Con tan impropias perspectivas, Betina González (Villa Ballester, 1972) deja – al parecer— el ámbito de la transgresión políticamente correcta por la cual su narrativa ha sido laureada con holgura, para incursionar en una trabajada escritura de contenidos nada sumisos. Tal vez por eso, tanto la envoltura estética como la caracterización de su reciente título Feria de fenómenos o El libro de los niños extraordinarios haya sido encuadrada en el anaquel de las letras dedicadas a la infancia, sin serlo del todo. Pues esta Feria… no se corresponde con ningún grupo etario en especial; pertenece a todos. Lenguaje, personajes, situaciones y condimentos fantásticos pueden almacenarse en el género pendejil, sin duda, aunque ese hecho desmerezca todos los otros rubros donde es capaz de incluirse sin disonancia alguna. Cuando, en rigor, lo apropiado sería un podio propio, sin sumirse en convencionalismos. Originalidad desplegada sin respiro en ocho historias y un centenar de páginas, merced a una editorial sin pruritos, animosa de lanzar un libro de estas características, a todas luces disfuncional a los códigos de las multinacionales que suelen publicar a la exitosa autora. Como solución de compromiso, las tan bellas como metonímicas ilustraciones interiores de Maxi Amici hacen de puente entre los dos estilos.

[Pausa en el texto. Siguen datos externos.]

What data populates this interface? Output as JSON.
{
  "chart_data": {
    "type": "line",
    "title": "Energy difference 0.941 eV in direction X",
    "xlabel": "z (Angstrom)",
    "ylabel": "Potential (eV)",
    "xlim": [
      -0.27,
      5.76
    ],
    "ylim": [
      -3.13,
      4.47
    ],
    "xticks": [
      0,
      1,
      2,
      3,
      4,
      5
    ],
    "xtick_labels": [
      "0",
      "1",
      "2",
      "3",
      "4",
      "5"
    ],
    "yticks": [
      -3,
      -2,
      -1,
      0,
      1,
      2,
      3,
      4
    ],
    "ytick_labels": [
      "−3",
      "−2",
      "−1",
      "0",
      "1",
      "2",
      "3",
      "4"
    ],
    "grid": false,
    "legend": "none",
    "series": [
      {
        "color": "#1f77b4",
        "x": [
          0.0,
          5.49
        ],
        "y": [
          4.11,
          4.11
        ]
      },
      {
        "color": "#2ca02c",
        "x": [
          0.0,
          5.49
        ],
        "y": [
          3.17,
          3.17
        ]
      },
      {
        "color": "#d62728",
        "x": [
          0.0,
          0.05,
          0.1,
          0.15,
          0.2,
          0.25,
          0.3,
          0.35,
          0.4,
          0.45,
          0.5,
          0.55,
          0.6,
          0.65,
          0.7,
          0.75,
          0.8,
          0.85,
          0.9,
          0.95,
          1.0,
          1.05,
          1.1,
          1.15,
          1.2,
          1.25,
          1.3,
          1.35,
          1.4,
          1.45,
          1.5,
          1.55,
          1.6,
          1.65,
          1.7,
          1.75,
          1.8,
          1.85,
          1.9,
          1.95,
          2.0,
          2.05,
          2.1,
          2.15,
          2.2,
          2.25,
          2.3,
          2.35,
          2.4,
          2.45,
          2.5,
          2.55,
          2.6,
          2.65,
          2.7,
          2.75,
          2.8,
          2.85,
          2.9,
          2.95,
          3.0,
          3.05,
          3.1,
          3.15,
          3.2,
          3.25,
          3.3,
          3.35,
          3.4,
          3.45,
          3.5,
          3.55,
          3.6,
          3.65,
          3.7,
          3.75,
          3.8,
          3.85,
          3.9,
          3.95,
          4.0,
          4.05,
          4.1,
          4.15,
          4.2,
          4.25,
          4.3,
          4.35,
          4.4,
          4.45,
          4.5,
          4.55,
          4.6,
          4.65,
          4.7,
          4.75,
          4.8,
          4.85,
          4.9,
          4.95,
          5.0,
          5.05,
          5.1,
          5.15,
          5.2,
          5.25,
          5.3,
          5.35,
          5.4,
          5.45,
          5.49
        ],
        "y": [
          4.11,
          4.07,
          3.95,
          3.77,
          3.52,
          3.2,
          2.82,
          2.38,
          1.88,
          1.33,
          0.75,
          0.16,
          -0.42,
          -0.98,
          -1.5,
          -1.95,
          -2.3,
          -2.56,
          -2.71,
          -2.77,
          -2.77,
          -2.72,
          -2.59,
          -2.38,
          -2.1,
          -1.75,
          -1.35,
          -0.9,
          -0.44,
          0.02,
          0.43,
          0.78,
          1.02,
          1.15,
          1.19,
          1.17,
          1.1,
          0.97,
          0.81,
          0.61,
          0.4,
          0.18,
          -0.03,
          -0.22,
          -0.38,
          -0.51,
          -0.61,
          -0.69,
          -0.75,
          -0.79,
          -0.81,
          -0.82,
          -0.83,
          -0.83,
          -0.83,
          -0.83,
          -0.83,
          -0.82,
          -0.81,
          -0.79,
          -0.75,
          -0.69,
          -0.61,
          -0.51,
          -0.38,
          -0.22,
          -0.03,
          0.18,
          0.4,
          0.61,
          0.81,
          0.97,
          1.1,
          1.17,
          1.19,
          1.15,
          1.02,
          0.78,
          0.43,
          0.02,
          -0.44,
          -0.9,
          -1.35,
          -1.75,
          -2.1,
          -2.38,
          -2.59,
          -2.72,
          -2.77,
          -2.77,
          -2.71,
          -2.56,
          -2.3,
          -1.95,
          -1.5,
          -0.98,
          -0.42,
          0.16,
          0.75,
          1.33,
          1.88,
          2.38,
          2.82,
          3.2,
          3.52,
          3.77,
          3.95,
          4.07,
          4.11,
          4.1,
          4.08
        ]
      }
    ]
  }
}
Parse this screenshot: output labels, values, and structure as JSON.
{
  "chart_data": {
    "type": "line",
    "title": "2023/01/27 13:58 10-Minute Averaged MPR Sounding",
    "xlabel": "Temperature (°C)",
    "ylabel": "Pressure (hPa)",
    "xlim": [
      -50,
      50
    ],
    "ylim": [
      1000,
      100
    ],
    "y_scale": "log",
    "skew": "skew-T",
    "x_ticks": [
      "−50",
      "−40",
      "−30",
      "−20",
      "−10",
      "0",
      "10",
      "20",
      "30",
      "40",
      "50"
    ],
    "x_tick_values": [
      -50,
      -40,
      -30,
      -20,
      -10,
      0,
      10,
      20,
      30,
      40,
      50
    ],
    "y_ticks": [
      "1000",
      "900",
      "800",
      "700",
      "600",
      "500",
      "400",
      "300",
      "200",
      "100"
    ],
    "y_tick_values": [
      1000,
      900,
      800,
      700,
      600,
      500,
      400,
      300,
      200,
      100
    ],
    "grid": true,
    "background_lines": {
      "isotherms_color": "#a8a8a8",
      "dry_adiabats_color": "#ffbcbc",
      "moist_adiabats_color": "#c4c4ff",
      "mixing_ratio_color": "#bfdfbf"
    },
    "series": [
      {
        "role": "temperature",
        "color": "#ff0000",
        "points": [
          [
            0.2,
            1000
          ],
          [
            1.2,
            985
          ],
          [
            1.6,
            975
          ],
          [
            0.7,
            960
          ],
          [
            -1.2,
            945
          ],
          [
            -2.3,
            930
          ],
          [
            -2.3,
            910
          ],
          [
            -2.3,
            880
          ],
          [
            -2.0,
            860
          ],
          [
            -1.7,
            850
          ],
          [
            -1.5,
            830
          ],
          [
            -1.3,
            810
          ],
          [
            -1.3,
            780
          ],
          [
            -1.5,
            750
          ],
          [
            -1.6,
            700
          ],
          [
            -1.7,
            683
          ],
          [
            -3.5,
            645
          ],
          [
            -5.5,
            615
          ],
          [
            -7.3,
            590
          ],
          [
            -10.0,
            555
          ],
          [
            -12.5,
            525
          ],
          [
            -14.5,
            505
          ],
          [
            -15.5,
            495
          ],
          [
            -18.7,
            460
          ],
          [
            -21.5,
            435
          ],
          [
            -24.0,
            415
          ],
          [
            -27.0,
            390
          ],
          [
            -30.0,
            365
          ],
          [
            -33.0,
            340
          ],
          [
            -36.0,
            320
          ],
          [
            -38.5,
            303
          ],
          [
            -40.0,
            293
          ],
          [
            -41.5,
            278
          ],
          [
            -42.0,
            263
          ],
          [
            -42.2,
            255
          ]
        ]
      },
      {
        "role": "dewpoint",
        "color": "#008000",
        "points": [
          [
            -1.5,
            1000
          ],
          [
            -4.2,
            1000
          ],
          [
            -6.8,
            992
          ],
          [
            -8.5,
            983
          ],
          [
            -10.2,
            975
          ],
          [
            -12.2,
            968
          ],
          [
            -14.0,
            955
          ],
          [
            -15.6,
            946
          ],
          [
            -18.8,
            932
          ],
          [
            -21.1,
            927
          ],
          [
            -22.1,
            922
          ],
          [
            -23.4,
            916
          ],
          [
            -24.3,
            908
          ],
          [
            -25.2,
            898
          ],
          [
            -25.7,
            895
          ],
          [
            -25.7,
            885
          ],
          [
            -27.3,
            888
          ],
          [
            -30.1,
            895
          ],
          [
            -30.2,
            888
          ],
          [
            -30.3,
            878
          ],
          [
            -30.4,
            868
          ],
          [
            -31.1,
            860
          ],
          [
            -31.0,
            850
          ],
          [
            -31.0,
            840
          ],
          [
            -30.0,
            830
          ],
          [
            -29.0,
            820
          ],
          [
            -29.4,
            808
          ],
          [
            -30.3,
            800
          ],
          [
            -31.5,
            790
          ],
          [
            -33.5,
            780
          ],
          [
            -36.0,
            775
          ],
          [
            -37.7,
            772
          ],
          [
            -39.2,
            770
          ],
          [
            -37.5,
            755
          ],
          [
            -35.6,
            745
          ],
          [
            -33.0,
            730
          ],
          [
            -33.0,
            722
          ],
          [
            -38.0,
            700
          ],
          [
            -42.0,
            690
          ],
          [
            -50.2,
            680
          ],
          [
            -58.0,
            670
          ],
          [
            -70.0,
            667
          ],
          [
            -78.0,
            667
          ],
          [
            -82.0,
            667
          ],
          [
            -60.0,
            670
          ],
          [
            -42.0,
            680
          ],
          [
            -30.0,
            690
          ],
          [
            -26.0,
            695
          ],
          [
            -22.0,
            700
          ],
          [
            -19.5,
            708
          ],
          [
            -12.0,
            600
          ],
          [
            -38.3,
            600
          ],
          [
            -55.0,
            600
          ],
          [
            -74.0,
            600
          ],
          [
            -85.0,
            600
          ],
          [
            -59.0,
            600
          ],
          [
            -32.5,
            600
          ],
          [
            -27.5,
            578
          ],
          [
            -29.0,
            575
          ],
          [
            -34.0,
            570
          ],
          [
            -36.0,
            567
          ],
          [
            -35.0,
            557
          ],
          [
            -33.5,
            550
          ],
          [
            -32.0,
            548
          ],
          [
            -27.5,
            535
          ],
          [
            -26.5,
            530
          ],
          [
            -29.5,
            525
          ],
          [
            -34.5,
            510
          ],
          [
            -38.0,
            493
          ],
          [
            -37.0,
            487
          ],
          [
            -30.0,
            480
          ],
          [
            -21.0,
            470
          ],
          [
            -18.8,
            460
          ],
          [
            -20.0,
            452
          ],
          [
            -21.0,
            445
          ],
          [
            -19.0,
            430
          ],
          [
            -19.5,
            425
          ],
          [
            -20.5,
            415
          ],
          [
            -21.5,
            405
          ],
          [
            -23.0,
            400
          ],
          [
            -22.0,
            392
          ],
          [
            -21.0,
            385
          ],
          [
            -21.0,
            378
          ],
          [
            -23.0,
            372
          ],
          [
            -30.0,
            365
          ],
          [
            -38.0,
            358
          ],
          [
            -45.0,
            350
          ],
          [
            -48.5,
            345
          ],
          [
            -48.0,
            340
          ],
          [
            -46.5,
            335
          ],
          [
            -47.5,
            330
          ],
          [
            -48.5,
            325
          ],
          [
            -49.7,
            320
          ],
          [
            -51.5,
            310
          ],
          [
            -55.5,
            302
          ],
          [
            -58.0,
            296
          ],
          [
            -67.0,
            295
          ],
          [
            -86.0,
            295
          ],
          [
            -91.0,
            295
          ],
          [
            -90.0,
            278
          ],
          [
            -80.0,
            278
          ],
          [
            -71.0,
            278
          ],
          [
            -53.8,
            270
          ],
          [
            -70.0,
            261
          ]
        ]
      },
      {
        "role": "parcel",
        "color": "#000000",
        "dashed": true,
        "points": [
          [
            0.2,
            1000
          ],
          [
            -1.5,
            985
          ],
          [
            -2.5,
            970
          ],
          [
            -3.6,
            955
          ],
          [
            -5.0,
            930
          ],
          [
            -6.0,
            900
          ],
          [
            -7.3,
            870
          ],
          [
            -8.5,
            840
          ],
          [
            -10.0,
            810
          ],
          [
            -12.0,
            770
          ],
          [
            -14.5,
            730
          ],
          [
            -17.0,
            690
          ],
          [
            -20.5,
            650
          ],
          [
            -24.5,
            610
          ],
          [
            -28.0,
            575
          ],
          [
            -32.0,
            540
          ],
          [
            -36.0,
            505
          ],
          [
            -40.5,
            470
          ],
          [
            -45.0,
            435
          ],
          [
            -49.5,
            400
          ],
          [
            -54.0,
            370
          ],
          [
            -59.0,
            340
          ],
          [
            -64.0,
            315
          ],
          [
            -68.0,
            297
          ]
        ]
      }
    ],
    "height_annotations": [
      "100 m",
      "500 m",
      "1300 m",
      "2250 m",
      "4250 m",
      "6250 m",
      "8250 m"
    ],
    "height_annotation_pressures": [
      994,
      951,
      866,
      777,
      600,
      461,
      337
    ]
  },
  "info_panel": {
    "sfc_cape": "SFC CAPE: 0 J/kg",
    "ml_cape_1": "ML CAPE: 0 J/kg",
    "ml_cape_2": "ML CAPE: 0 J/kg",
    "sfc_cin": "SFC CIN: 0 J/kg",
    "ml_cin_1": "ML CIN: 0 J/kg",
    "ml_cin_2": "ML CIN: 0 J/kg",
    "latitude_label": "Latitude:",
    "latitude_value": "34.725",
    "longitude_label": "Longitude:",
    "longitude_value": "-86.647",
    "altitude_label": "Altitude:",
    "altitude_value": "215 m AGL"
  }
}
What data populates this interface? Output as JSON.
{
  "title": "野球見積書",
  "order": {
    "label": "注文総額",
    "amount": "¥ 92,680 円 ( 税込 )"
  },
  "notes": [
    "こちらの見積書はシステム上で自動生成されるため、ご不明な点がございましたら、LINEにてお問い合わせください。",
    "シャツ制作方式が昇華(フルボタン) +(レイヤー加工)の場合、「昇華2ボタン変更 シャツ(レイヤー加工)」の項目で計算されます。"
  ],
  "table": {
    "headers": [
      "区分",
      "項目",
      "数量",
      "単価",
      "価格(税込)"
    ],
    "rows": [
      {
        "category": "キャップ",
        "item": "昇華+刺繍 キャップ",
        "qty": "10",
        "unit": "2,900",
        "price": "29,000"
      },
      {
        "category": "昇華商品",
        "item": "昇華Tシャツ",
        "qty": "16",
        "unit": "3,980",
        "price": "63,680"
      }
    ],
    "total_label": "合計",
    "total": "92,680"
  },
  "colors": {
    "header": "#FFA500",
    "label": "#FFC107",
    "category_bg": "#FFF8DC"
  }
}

La autora, Betina González.
Más próximas a la crítica social que las aburridas provocaciones remanentes del difunto punk ochentoso, los infantes desatados de González surgen de matrices explícitamente imaginarias del promedio, comunes y corrientes, tal cual el Niño Melancólico, hecho bajo receta. Muestrario riguroso de mediocridad clasemediera, respeta hasta el paroxismo los detalles destinados a la destrucción simbólica. Sin importarle que pueda coincidir con la estética de algún lector, describe la casa familiar donde “predomina el mal gusto: los cuadros comprados en ferias, las paneras de plástico, las lámparas de bajo consumo, que emiten una luz blanca, de hospital o de heladería. Las paredes se descascaran, las arañas habitan en los muebles, en los corredores y los recovecos. Eso es importante para el niño. Tener rincones y placares donde esconderse”. El chico hace rebotar monótonamente una pelota y si “muriera a una edad temprana, ese sonido sería la forma que elegiría su espectro en sus visitas por la casa. (Si en vez de un varón, se tratara de una chica, no hay necesidad de cambiar la pelota por una muñeca. Las niñas melancólicas se sienten insultadas por la réplica con la que habrían de prepararse para la madre, la modelo, la heroína. Prefieren rebotar sus cabezas contra la pared, de todos modos)”.
Cruda tibieza cortada por el chorro congelante y en seguida la ráfaga que calcina, el tono impregnado por Betina González a la secuencia de sus párrafos “destinados a durar como sólo pueden hacerlo las palabras”, revolotean en un mundo donde las cosas “están hechas con Nada”, materia prima de su secreto: “No todos los peces viven en el agua ni todo sapo tiene su pozo propio (…), a veces, el que ríe último ríe peor”. Historias carentes de afán moral o, peor, pedagógico, avanza por senderos intransitados, donde cada tanto deja de ser preciso formular en forma explícita las preguntas que “mantienen la mente en movimiento” mientras “las respuestas, se sabe, le dicen que se quede quieta, y a la verdadera libertad, la quietud le resulta sospechosa”.
Lo extraordinario de Feria de fenómenos… reside en la sospecha de que es la propia autora quien pone en movimiento esa libertad que comienza a ejercerse sólo cuando cesa de predicarse.